Democrat Pennsylvania U.S. candidate John Fetterman once again appeared to ramble on incoherently while giving a campaign speech this week.

Similar to a previous speech in which he mistook Washington, DC, for New Jersey, Fetterman could barely finish his sentence as he shifted from going to D.C. to a thought about pushing against something to a thought about work.

“Send me to Washington D.C. Take on, make sure I can push back against … work– to work!” he said.

The unfortunate moment comes after Fetterman’s disastrous interview with NBC Nightly News that demonstrated his mental handicaps in the wake of a stroke earlier this year.

The interview pushed so many buttons leftists began lashing out at reporter Dasha Burns for noting how Fetterman’s stroke impaired him in a variety of ways, from his comprehension to his basic speech, to the point of him needing a closed captioning system during their in-person interview.

“Fetterman’s campaign required closed captioning technology for this interview to essentially read our questions as we asked them,” she told fellow reporter Lester Holt. “In small talk before the interview, without captioning, it wasn’t clear he was understanding our conversation.”

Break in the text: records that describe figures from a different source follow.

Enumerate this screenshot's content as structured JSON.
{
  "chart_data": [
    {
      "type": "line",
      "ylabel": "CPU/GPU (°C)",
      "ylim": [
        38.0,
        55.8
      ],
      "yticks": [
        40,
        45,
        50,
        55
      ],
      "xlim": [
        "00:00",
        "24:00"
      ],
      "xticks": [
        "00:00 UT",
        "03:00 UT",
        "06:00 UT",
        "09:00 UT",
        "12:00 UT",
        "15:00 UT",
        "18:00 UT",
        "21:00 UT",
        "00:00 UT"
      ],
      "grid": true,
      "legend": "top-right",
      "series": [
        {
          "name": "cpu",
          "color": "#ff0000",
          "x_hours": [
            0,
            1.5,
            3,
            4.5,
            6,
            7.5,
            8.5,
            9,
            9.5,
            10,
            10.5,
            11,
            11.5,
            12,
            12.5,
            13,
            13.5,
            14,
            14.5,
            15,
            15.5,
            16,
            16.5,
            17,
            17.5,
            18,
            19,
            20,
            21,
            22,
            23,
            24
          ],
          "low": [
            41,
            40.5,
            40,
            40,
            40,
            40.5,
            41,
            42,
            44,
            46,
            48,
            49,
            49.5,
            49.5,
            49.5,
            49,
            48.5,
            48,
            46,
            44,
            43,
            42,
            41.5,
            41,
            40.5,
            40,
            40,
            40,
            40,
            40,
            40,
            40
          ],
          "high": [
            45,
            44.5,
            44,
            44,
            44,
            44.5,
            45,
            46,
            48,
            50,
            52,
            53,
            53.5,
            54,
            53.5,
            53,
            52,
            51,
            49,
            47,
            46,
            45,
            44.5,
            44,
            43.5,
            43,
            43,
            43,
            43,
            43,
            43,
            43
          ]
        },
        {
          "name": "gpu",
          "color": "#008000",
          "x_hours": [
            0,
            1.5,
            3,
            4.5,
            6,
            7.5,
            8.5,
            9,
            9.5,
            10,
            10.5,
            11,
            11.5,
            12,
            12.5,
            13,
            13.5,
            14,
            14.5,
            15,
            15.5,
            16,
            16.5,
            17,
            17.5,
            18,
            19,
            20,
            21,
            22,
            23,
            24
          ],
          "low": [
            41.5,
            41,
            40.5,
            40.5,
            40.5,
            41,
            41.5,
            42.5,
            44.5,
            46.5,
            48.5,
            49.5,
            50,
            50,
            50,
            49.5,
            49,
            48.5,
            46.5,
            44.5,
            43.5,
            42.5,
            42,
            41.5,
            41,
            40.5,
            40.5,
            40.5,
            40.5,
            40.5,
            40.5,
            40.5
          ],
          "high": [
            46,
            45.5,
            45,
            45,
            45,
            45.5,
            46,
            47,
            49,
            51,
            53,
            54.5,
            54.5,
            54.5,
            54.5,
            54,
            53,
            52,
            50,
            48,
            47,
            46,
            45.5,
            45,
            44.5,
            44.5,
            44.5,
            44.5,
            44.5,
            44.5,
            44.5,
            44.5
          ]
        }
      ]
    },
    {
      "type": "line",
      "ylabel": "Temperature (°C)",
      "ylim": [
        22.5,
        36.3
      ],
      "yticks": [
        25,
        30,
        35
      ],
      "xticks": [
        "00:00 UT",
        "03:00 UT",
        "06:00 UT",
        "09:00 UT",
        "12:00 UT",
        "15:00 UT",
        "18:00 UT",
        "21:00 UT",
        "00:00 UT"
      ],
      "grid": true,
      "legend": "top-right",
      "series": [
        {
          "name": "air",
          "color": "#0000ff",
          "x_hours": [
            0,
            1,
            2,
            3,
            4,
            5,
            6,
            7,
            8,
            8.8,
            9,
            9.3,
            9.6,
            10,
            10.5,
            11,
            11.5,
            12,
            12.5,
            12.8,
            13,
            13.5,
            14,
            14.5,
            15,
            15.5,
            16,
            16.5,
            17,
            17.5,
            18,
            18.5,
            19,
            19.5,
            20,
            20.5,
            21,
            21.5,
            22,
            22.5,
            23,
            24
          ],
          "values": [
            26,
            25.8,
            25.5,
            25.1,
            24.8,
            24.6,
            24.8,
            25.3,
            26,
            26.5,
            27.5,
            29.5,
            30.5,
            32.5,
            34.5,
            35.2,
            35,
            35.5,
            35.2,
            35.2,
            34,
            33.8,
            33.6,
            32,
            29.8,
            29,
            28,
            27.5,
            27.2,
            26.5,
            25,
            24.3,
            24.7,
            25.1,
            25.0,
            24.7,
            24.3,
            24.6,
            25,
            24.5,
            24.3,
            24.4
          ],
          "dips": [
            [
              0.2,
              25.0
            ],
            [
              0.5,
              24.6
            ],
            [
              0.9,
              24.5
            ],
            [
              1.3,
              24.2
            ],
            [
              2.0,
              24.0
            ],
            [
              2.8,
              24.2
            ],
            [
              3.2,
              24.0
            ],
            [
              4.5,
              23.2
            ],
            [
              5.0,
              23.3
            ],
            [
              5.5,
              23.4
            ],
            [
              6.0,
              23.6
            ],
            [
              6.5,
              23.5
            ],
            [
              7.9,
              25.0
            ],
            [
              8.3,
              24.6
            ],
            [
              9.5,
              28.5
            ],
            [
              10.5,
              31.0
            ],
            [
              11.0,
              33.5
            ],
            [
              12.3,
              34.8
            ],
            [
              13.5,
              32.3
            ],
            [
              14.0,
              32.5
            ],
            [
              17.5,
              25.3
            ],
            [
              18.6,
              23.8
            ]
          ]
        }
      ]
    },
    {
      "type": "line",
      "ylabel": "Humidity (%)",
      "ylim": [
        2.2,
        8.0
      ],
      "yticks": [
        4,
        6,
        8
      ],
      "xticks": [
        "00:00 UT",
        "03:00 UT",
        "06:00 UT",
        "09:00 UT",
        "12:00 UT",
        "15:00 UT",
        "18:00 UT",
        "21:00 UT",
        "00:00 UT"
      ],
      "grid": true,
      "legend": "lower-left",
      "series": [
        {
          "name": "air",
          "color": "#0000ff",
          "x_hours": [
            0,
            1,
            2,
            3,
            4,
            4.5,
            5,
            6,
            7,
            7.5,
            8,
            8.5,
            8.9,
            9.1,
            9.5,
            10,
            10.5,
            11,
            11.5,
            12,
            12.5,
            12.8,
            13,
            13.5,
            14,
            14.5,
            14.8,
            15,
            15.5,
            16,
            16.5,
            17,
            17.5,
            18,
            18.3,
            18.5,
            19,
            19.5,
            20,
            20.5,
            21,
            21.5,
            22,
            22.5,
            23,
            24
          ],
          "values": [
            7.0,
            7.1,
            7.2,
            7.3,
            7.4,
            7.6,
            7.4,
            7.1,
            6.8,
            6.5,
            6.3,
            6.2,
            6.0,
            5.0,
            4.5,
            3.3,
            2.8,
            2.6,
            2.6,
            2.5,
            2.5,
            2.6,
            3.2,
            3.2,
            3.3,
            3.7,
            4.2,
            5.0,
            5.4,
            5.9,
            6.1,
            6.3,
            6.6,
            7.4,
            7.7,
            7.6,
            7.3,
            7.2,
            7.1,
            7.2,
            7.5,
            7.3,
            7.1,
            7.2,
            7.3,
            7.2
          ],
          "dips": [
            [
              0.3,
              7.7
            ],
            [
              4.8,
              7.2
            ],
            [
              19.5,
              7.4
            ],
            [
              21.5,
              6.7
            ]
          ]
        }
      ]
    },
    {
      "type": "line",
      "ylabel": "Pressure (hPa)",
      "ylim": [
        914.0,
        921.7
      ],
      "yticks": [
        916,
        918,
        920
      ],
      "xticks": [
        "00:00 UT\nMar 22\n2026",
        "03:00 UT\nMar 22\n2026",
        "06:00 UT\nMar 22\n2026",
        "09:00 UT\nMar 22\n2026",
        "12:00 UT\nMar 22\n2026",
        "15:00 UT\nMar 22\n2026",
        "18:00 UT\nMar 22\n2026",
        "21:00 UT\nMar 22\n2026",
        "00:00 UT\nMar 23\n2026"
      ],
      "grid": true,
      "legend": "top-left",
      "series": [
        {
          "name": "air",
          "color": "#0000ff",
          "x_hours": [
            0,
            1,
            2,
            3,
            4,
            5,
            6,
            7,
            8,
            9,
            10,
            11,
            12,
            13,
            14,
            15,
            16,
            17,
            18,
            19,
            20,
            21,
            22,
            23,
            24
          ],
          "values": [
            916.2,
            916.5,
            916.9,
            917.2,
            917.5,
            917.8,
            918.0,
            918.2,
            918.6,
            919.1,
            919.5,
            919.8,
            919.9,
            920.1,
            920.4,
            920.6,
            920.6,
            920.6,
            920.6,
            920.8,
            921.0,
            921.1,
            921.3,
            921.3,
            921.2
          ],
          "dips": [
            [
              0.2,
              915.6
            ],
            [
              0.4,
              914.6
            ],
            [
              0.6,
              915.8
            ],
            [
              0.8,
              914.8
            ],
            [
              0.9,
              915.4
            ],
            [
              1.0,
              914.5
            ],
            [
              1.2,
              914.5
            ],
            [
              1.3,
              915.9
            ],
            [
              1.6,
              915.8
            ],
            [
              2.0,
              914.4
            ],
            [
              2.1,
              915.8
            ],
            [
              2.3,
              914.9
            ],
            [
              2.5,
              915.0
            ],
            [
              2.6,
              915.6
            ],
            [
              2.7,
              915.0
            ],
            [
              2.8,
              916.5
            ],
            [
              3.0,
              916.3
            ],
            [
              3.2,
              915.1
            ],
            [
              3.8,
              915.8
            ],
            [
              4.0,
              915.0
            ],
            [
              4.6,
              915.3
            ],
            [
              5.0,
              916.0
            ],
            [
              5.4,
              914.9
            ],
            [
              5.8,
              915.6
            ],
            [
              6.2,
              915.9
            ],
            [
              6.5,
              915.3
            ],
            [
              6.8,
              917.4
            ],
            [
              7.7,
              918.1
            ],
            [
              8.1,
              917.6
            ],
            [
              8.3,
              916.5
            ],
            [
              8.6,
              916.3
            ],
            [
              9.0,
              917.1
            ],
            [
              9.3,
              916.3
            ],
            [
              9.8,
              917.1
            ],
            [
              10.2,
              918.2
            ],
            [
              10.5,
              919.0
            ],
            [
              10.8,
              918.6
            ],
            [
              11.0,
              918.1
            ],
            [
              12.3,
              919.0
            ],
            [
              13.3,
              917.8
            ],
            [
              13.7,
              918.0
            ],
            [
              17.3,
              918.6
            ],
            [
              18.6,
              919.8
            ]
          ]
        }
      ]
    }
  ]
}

Clips of the interview immediately began circulating all over social media and they did Fetterman little favors:

A recent Trafalgar Group poll showed Fetterman’s Republican opponent, Dr. Mehmet Oz, has virtually tied with the Democrat who once enjoyed a commanding lead.

“The poll, released on Thursday, showed Fetterman at 47.2 percent and Oz at 44.8 percent, half a point within the margin of error,” reported Breitbart News. “The poll also showed Erik Gerhardt, a libertarian, with 3.4 percent of the vote, while another .5 percent said other and 4.1 percent are undecided.”

“As the election is less than a month away, the poll was taken from October 8 to 11, with 1,078 likely general election voters as the respondents. There was also a 2.9 percent margin of error at a 95 percent confidence level,” it added.